Sowell: The Once And Future Mellon

You Can’t Tax the Rich - Thomas Sowell - National Review Online: "Secretary Mellon estimated that the amount of money invested in tax-exempt securities had nearly tripled in a decade. The amount of this money that the tax collector couldn’t touch was larger than the federal government’s annual budget and nearly half as large as the national debt. Big bucks went into hiding.

Mellon highlighted the absurdity of this situation: “It is incredible that a system of taxation which permits a man with an income of $1,000,000 a year to pay not one cent to the support of his Government should remain unaltered.”

One of Mellon’s first acts as secretary was to ask Congress to end tax exemptions for municipal bonds and other securities. But Congress was not about to set off a political firestorm by doing that.

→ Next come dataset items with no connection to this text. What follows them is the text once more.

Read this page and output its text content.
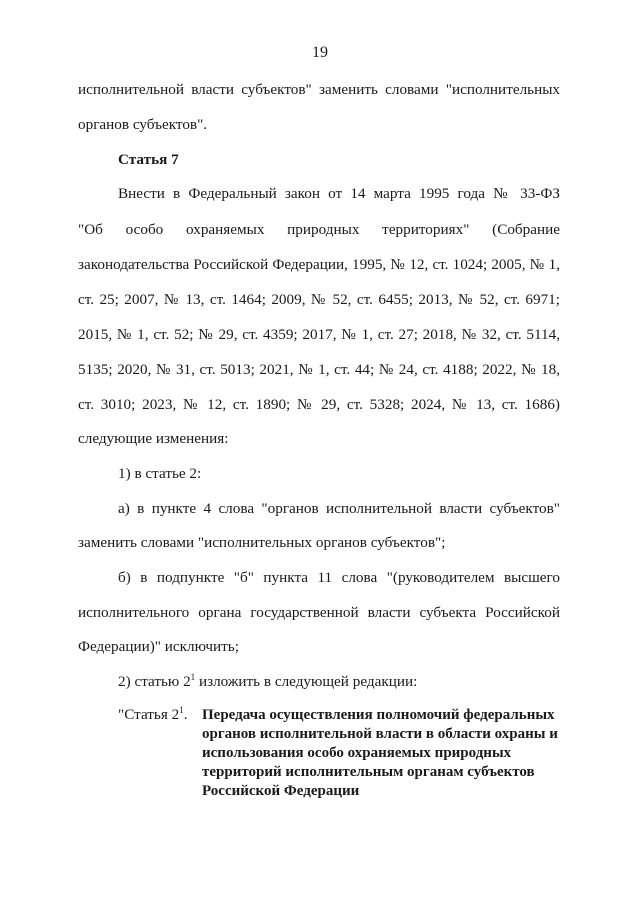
19
исполнительной власти субъектов" заменить словами "исполнительных
органов субъектов".
Статья 7
Внести в Федеральный закон от 14 марта 1995 года № 33-ФЗ
"Об особо охраняемых природных территориях" (Собрание
законодательства Российской Федерации, 1995, № 12, ст. 1024; 2005, № 1,
ст. 25; 2007, № 13, ст. 1464; 2009, № 52, ст. 6455; 2013, № 52, ст. 6971;
2015, № 1, ст. 52; № 29, ст. 4359; 2017, № 1, ст. 27; 2018, № 32, ст. 5114,
5135; 2020, № 31, ст. 5013; 2021, № 1, ст. 44; № 24, ст. 4188; 2022, № 18,
ст. 3010; 2023, № 12, ст. 1890; № 29, ст. 5328; 2024, № 13, ст. 1686)
следующие изменения:
1) в статье 2:
а) в пункте 4 слова "органов исполнительной власти субъектов"
заменить словами "исполнительных органов субъектов";
б) в подпункте "б" пункта 11 слова "(руководителем высшего
исполнительного органа государственной власти субъекта Российской
Федерации)" исключить;
2) статью $2^1$ изложить в следующей редакции:
"Статья $2^1$. Передача осуществления полномочий федеральных
органов исполнительной власти в области охраны и
использования особо охраняемых природных
территорий исполнительным органам субъектов
Российской Федерации
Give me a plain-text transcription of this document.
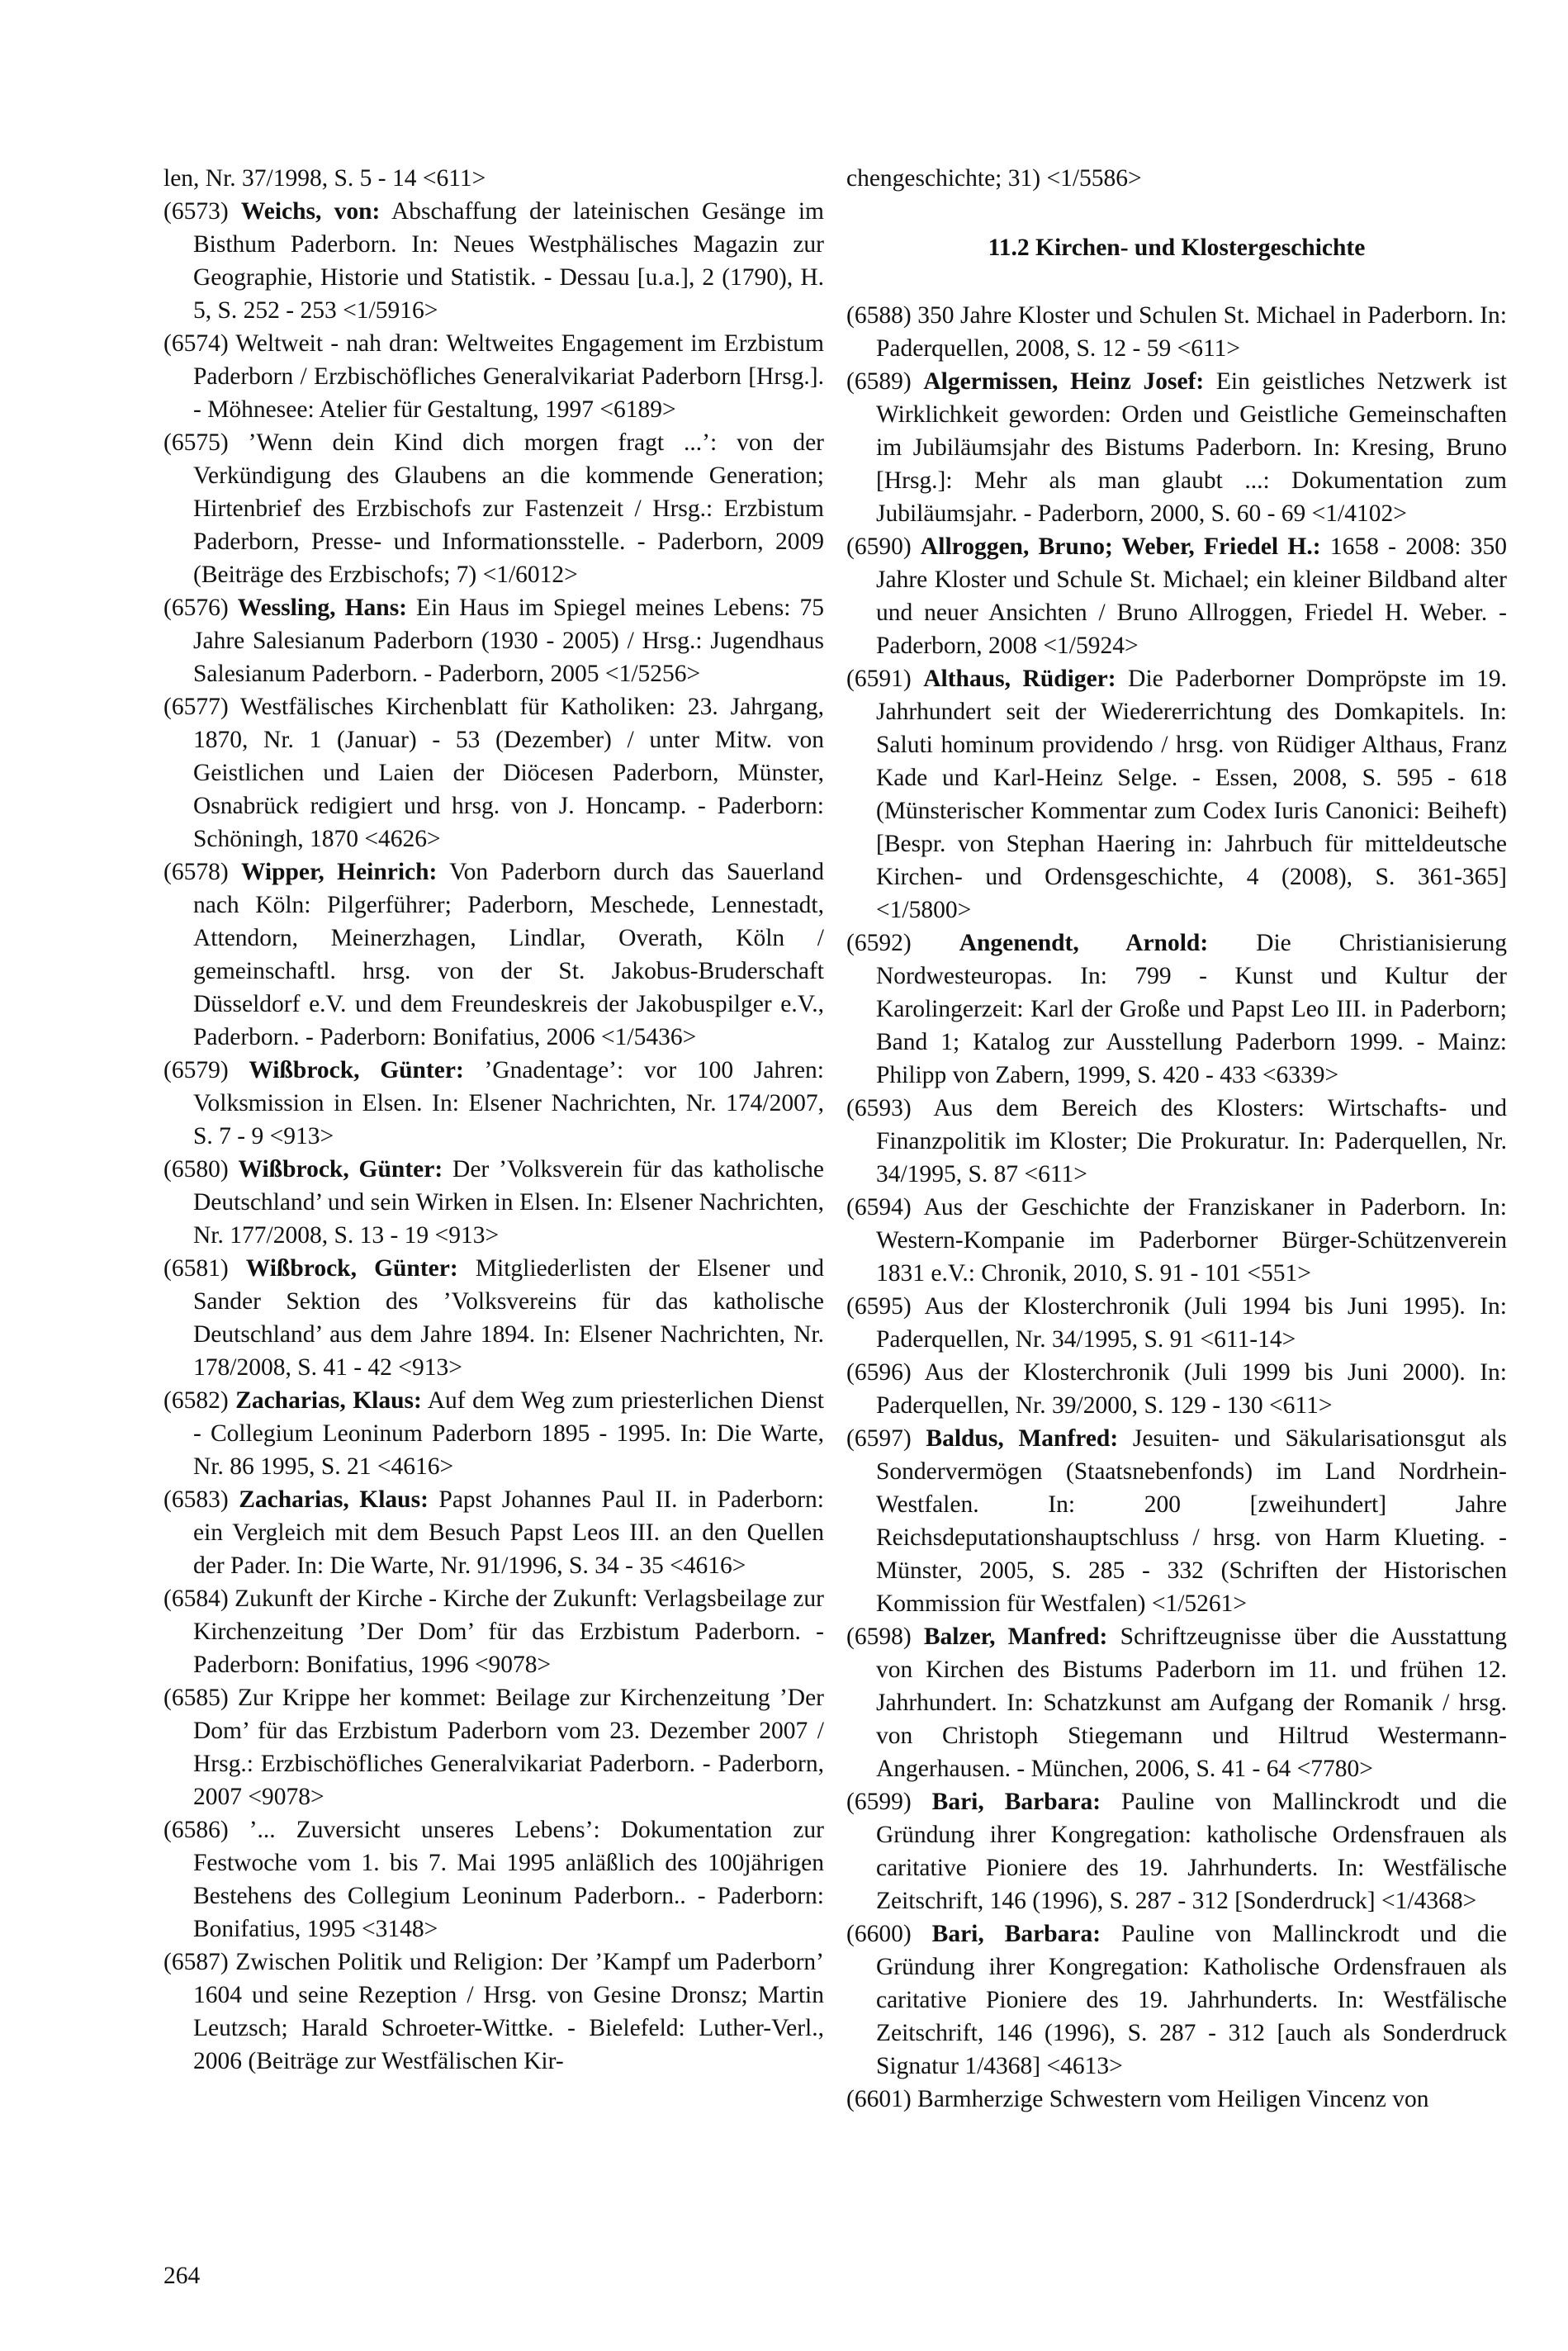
len, Nr. 37/1998, S. 5 - 14 <611>

(6573) Weichs, von: Abschaffung der lateinischen Gesänge im Bisthum Paderborn. In: Neues Westphälisches Magazin zur Geographie, Historie und Statistik. - Dessau [u.a.], 2 (1790), H. 5, S. 252 - 253 <1/5916>

(6574) Weltweit - nah dran: Weltweites Engagement im Erzbistum Paderborn / Erzbischöfliches Generalvikariat Paderborn [Hrsg.]. - Möhnesee: Atelier für Gestaltung, 1997 <6189>

(6575) ’Wenn dein Kind dich morgen fragt ...’: von der Verkündigung des Glaubens an die kommende Generation; Hirtenbrief des Erzbischofs zur Fastenzeit / Hrsg.: Erzbistum Paderborn, Presse- und Informationsstelle. - Paderborn, 2009 (Beiträge des Erzbischofs; 7) <1/6012>

(6576) Wessling, Hans: Ein Haus im Spiegel meines Lebens: 75 Jahre Salesianum Paderborn (1930 - 2005) / Hrsg.: Jugendhaus Salesianum Paderborn. - Paderborn, 2005 <1/5256>

(6577) Westfälisches Kirchenblatt für Katholiken: 23. Jahrgang, 1870, Nr. 1 (Januar) - 53 (Dezember) / unter Mitw. von Geistlichen und Laien der Diöcesen Paderborn, Münster, Osnabrück redigiert und hrsg. von J. Honcamp. - Paderborn: Schöningh, 1870 <4626>

(6578) Wipper, Heinrich: Von Paderborn durch das Sauerland nach Köln: Pilgerführer; Paderborn, Meschede, Lennestadt, Attendorn, Meinerzhagen, Lindlar, Overath, Köln / gemeinschaftl. hrsg. von der St. Jakobus-Bruderschaft Düsseldorf e.V. und dem Freundeskreis der Jakobuspilger e.V., Paderborn. - Paderborn: Bonifatius, 2006 <1/5436>

(6579) Wißbrock, Günter: ’Gnadentage’: vor 100 Jahren: Volksmission in Elsen. In: Elsener Nachrichten, Nr. 174/2007, S. 7 - 9 <913>

(6580) Wißbrock, Günter: Der ’Volksverein für das katholische Deutschland’ und sein Wirken in Elsen. In: Elsener Nachrichten, Nr. 177/2008, S. 13 - 19 <913>

(6581) Wißbrock, Günter: Mitgliederlisten der Elsener und Sander Sektion des ’Volksvereins für das katholische Deutschland’ aus dem Jahre 1894. In: Elsener Nachrichten, Nr. 178/2008, S. 41 - 42 <913>

(6582) Zacharias, Klaus: Auf dem Weg zum priesterlichen Dienst - Collegium Leoninum Paderborn 1895 - 1995. In: Die Warte, Nr. 86 1995, S. 21 <4616>

(6583) Zacharias, Klaus: Papst Johannes Paul II. in Paderborn: ein Vergleich mit dem Besuch Papst Leos III. an den Quellen der Pader. In: Die Warte, Nr. 91/1996, S. 34 - 35 <4616>

(6584) Zukunft der Kirche - Kirche der Zukunft: Verlagsbeilage zur Kirchenzeitung ’Der Dom’ für das Erzbistum Paderborn. - Paderborn: Bonifatius, 1996 <9078>

(6585) Zur Krippe her kommet: Beilage zur Kirchenzeitung ’Der Dom’ für das Erzbistum Paderborn vom 23. Dezember 2007 / Hrsg.: Erzbischöfliches Generalvikariat Paderborn. - Paderborn, 2007 <9078>

(6586) ’... Zuversicht unseres Lebens’: Dokumentation zur Festwoche vom 1. bis 7. Mai 1995 anläßlich des 100jährigen Bestehens des Collegium Leoninum Paderborn.. - Paderborn: Bonifatius, 1995 <3148>

(6587) Zwischen Politik und Religion: Der ’Kampf um Paderborn’ 1604 und seine Rezeption / Hrsg. von Gesine Dronsz; Martin Leutzsch; Harald Schroeter-Wittke. - Bielefeld: Luther-Verl., 2006 (Beiträge zur Westfälischen Kir-

chengeschichte; 31) <1/5586>

11.2 Kirchen- und Klostergeschichte

(6588) 350 Jahre Kloster und Schulen St. Michael in Paderborn. In: Paderquellen, 2008, S. 12 - 59 <611>

(6589) Algermissen, Heinz Josef: Ein geistliches Netzwerk ist Wirklichkeit geworden: Orden und Geistliche Gemeinschaften im Jubiläumsjahr des Bistums Paderborn. In: Kresing, Bruno [Hrsg.]: Mehr als man glaubt ...: Dokumentation zum Jubiläumsjahr. - Paderborn, 2000, S. 60 - 69 <1/4102>

(6590) Allroggen, Bruno; Weber, Friedel H.: 1658 - 2008: 350 Jahre Kloster und Schule St. Michael; ein kleiner Bildband alter und neuer Ansichten / Bruno Allroggen, Friedel H. Weber. - Paderborn, 2008 <1/5924>

(6591) Althaus, Rüdiger: Die Paderborner Dompröpste im 19. Jahrhundert seit der Wiedererrichtung des Domkapitels. In: Saluti hominum providendo / hrsg. von Rüdiger Althaus, Franz Kade und Karl-Heinz Selge. - Essen, 2008, S. 595 - 618 (Münsterischer Kommentar zum Codex Iuris Canonici: Beiheft) [Bespr. von Stephan Haering in: Jahrbuch für mitteldeutsche Kirchen- und Ordensgeschichte, 4 (2008), S. 361-365] <1/5800>

(6592) Angenendt, Arnold: Die Christianisierung Nordwesteuropas. In: 799 - Kunst und Kultur der Karolingerzeit: Karl der Große und Papst Leo III. in Paderborn; Band 1; Katalog zur Ausstellung Paderborn 1999. - Mainz: Philipp von Zabern, 1999, S. 420 - 433 <6339>

(6593) Aus dem Bereich des Klosters: Wirtschafts- und Finanzpolitik im Kloster; Die Prokuratur. In: Paderquellen, Nr. 34/1995, S. 87 <611>

(6594) Aus der Geschichte der Franziskaner in Paderborn. In: Western-Kompanie im Paderborner Bürger-Schützenverein 1831 e.V.: Chronik, 2010, S. 91 - 101 <551>

(6595) Aus der Klosterchronik (Juli 1994 bis Juni 1995). In: Paderquellen, Nr. 34/1995, S. 91 <611-14>

(6596) Aus der Klosterchronik (Juli 1999 bis Juni 2000). In: Paderquellen, Nr. 39/2000, S. 129 - 130 <611>

(6597) Baldus, Manfred: Jesuiten- und Säkularisationsgut als Sondervermögen (Staatsnebenfonds) im Land Nordrhein-Westfalen. In: 200 [zweihundert] Jahre Reichsdeputationshauptschluss / hrsg. von Harm Klueting. - Münster, 2005, S. 285 - 332 (Schriften der Historischen Kommission für Westfalen) <1/5261>

(6598) Balzer, Manfred: Schriftzeugnisse über die Ausstattung von Kirchen des Bistums Paderborn im 11. und frühen 12. Jahrhundert. In: Schatzkunst am Aufgang der Romanik / hrsg. von Christoph Stiegemann und Hiltrud Westermann-Angerhausen. - München, 2006, S. 41 - 64 <7780>

(6599) Bari, Barbara: Pauline von Mallinckrodt und die Gründung ihrer Kongregation: katholische Ordensfrauen als caritative Pioniere des 19. Jahrhunderts. In: Westfälische Zeitschrift, 146 (1996), S. 287 - 312 [Sonderdruck] <1/4368>

(6600) Bari, Barbara: Pauline von Mallinckrodt und die Gründung ihrer Kongregation: Katholische Ordensfrauen als caritative Pioniere des 19. Jahrhunderts. In: Westfälische Zeitschrift, 146 (1996), S. 287 - 312 [auch als Sonderdruck Signatur 1/4368] <4613>

(6601) Barmherzige Schwestern vom Heiligen Vincenz von

264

Mellon’s Plan B was to cut the top income-tax rate, in order to lure money out of tax-exempt securities and back into the economy, where increased economic activity would generate more tax revenue for the government. Congress also resisted this, using arguments that are virtually unchanged to this day — that these would just be “tax cuts for the rich.”

What makes all this history so relevant today is that the same economic assumptions and political arguments that produced the absurdities of 1921 are still going strong in 2011.

If anything, “the rich” have far more options for putting their money beyond the reach of the tax collectors today than they had back in 1921. In addition to being able to put their money into tax-exempt securities, the rich today can easily send millions — or billions — of dollars to foreign countries, with the ease of electronic transfers in a globalized economy.

In other words, the genuinely rich are likely to be the least harmed by high tax rates in the top brackets. People who are looking for jobs are likely to be the most harmed, because they cannot equally easily transfer themselves overseas to take the jobs that are being created there by American investments that are fleeing high tax rates at home."
Did I forget to mention that Sowell rocks?